For the diagonal we have $\sum L_{\downarrow i} - L_{\downarrow i}L_{\downarrow i} + 1 = 1\quad$ (with the $1$ coming from $I$).
So, if we can show that $\sum L_{\downarrow i} - L_{\downarrow i}L_{\downarrow j}\ge 1$ for all $j\neq i, j=1,..,n$, we are done.
We can rewrite each cell as: $$ \sum L_{\downarrow i} - L_{\downarrow i}^TL_{\downarrow j} \\= (1,...,1) L_{\downarrow i} - L_{\downarrow i}^TL_{\downarrow j} \\= \big((1,...,1) - L_{\downarrow i}^T \big)L_{\downarrow j} $$
This means that if we can choose the entries of $L$ so that for every ordered pair of columns of $L$ we have one row that is $0$ in the first, and $1$ in the second column, we are done.

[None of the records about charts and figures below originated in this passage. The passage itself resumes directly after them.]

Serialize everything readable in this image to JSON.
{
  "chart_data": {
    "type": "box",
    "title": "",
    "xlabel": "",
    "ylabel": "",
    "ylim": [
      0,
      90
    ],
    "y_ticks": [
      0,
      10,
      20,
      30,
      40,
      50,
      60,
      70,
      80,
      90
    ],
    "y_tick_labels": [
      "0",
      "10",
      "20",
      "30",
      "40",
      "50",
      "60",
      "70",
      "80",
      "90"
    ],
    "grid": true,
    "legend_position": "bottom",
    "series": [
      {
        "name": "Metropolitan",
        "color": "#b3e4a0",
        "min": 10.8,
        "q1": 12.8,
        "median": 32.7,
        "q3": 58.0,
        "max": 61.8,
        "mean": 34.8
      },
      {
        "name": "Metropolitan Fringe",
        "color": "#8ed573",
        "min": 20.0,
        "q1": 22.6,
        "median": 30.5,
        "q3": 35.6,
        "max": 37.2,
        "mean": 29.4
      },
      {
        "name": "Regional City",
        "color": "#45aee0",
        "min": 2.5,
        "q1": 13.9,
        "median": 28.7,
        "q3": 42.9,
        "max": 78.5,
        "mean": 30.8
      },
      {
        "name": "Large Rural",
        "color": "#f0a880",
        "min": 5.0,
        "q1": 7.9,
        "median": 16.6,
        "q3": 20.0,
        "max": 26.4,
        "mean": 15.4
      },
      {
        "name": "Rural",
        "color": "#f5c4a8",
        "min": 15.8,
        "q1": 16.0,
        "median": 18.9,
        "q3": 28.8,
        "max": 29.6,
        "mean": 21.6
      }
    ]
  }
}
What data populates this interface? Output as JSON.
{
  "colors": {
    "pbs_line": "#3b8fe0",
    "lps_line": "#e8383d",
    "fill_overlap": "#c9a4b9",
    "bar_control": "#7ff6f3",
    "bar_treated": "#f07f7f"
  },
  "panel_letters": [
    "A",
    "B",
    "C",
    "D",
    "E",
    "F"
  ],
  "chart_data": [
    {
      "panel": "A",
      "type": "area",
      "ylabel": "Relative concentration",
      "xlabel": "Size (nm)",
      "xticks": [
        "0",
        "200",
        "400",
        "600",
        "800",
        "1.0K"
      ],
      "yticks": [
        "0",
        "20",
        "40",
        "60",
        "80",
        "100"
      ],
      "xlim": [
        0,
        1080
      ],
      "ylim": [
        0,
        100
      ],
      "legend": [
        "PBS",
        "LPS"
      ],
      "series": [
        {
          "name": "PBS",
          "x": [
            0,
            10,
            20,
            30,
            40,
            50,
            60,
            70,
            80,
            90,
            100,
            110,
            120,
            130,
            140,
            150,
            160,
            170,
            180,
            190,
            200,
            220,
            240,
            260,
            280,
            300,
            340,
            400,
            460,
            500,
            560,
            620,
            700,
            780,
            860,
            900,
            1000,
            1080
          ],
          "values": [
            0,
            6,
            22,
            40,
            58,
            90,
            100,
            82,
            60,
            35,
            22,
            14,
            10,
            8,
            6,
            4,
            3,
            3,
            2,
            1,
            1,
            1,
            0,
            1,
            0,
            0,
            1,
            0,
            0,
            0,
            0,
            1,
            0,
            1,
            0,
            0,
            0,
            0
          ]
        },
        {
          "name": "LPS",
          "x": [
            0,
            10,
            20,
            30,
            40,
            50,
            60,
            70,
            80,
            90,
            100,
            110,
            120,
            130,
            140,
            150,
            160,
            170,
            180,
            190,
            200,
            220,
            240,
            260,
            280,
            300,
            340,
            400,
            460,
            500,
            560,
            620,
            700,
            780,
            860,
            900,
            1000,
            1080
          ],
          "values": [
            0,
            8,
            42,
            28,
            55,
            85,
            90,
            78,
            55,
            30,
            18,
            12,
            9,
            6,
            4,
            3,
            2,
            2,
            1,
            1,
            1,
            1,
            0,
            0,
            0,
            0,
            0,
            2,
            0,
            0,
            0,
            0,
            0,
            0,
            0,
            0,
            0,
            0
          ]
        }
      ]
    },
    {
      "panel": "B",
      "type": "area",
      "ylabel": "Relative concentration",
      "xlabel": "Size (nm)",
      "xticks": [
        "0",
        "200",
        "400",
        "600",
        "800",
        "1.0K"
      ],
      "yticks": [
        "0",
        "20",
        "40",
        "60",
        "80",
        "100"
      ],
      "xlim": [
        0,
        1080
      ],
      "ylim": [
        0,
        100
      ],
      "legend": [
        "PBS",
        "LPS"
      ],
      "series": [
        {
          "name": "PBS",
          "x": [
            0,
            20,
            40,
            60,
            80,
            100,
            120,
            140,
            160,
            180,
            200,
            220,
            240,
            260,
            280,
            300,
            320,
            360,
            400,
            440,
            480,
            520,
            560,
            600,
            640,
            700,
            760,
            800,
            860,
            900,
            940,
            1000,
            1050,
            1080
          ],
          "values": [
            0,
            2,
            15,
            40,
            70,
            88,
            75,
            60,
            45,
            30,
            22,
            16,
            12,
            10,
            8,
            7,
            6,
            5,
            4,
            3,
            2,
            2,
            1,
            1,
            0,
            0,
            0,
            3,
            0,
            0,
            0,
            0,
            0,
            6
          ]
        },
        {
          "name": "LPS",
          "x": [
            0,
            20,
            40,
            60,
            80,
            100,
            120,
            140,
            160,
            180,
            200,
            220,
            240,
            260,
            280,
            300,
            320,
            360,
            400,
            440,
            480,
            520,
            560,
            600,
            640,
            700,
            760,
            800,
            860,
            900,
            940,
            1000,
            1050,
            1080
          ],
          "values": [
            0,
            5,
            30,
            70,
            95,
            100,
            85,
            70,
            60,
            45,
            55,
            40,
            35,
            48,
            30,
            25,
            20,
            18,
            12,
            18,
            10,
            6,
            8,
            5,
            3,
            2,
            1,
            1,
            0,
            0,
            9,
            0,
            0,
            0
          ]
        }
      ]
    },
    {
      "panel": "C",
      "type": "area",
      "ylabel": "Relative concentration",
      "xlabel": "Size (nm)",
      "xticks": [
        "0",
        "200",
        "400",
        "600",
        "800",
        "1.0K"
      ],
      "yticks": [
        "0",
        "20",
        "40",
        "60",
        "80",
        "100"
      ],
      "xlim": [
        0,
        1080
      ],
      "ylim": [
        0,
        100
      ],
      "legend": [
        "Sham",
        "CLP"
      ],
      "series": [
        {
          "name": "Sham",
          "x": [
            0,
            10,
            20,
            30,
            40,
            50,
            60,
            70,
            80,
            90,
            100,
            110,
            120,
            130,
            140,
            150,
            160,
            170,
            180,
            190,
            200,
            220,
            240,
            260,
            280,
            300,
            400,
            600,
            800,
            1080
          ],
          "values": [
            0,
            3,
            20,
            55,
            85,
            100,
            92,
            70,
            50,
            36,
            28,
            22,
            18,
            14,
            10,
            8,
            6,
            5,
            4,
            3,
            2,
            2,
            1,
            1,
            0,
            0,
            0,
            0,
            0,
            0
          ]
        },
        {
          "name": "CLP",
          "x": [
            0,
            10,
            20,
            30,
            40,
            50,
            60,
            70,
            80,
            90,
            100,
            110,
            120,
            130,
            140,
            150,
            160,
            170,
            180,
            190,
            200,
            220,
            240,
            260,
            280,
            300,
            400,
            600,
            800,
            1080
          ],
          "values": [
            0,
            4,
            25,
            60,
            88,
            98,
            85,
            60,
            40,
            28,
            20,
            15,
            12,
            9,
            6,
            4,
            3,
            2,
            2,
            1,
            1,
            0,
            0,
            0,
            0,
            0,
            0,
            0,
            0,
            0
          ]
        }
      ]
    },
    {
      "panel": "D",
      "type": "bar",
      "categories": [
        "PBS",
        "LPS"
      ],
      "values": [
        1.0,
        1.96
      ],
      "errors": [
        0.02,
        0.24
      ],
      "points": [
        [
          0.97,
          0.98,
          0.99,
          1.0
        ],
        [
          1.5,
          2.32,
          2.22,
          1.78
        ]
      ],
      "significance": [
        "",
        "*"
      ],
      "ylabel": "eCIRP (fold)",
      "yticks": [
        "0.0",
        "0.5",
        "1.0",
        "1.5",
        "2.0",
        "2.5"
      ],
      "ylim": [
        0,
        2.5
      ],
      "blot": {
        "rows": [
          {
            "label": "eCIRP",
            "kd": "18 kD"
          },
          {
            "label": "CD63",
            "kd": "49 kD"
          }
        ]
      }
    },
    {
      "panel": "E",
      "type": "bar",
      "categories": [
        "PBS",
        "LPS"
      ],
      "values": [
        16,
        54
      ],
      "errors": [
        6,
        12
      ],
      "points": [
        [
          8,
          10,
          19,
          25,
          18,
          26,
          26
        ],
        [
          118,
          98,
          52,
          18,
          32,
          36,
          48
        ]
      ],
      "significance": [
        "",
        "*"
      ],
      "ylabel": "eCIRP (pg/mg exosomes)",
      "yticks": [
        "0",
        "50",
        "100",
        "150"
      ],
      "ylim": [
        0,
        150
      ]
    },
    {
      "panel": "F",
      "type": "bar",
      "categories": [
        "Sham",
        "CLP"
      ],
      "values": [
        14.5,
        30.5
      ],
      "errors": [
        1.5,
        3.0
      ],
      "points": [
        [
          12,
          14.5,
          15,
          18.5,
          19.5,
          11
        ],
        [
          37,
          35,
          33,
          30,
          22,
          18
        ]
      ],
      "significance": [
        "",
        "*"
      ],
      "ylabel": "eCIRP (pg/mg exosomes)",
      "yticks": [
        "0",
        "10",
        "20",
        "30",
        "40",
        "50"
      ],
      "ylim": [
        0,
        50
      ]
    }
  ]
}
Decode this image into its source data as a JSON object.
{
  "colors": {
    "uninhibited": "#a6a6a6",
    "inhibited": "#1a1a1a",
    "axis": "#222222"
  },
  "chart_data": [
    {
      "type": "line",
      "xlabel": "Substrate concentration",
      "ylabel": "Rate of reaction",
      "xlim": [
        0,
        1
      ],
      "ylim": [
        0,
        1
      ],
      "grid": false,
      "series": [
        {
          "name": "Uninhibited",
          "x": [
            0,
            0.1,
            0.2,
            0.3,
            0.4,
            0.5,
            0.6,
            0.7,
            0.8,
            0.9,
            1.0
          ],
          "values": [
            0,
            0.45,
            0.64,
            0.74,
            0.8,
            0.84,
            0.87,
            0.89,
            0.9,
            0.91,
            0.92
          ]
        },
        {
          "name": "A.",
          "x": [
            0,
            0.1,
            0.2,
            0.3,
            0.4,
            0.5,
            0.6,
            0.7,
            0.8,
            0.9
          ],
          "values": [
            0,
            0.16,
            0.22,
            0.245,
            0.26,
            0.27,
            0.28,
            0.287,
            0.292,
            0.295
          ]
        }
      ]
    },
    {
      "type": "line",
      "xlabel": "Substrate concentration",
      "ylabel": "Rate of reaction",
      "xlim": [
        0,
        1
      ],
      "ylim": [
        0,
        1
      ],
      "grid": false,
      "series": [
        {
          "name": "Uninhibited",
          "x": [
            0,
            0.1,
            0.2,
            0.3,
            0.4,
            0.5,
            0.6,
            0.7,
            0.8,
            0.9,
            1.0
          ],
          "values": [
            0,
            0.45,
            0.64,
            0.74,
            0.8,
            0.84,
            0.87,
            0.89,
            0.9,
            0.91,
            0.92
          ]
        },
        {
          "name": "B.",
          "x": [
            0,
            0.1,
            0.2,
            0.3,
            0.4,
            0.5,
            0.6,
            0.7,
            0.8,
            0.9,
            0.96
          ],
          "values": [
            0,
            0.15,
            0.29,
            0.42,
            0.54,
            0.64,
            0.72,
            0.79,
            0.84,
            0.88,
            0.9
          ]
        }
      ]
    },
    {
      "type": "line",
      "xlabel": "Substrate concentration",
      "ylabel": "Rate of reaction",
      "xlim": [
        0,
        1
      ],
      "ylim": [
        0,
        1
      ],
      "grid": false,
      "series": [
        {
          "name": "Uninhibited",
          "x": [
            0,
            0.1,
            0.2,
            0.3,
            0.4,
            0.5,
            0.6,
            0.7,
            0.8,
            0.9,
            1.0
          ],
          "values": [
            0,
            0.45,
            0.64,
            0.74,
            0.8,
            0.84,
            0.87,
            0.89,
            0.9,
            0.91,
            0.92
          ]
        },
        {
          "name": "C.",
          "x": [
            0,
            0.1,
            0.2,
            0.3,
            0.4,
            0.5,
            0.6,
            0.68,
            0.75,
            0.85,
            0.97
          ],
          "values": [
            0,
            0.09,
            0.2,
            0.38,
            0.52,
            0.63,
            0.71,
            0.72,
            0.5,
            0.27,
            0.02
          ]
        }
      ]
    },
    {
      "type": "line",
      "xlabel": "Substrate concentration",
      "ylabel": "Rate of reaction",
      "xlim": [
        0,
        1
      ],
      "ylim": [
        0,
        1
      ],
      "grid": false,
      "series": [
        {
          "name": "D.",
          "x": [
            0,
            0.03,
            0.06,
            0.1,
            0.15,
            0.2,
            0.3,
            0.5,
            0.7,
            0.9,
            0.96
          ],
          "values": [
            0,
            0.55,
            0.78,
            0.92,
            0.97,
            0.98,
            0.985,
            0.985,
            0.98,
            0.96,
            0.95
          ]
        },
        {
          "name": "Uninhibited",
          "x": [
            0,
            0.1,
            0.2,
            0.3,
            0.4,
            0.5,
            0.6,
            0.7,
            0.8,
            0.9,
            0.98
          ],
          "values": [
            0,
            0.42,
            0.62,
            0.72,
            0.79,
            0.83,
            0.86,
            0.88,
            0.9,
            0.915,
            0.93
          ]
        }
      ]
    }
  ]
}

(i.e. if the columns are $ L_{\downarrow i},L_{\downarrow j}, \,\, i,j\in\{1,..,n\}, i\neq j$ they'll have to look like $\pmatrix{...\\1\\...},\pmatrix{...\\0\\...}$ or equivalently $L_{k,i} = 1, L_{k,j} =0$)
And that's the point where I'm stuck. I can't think of a way that makes use of this property while also taking the special shape of $L$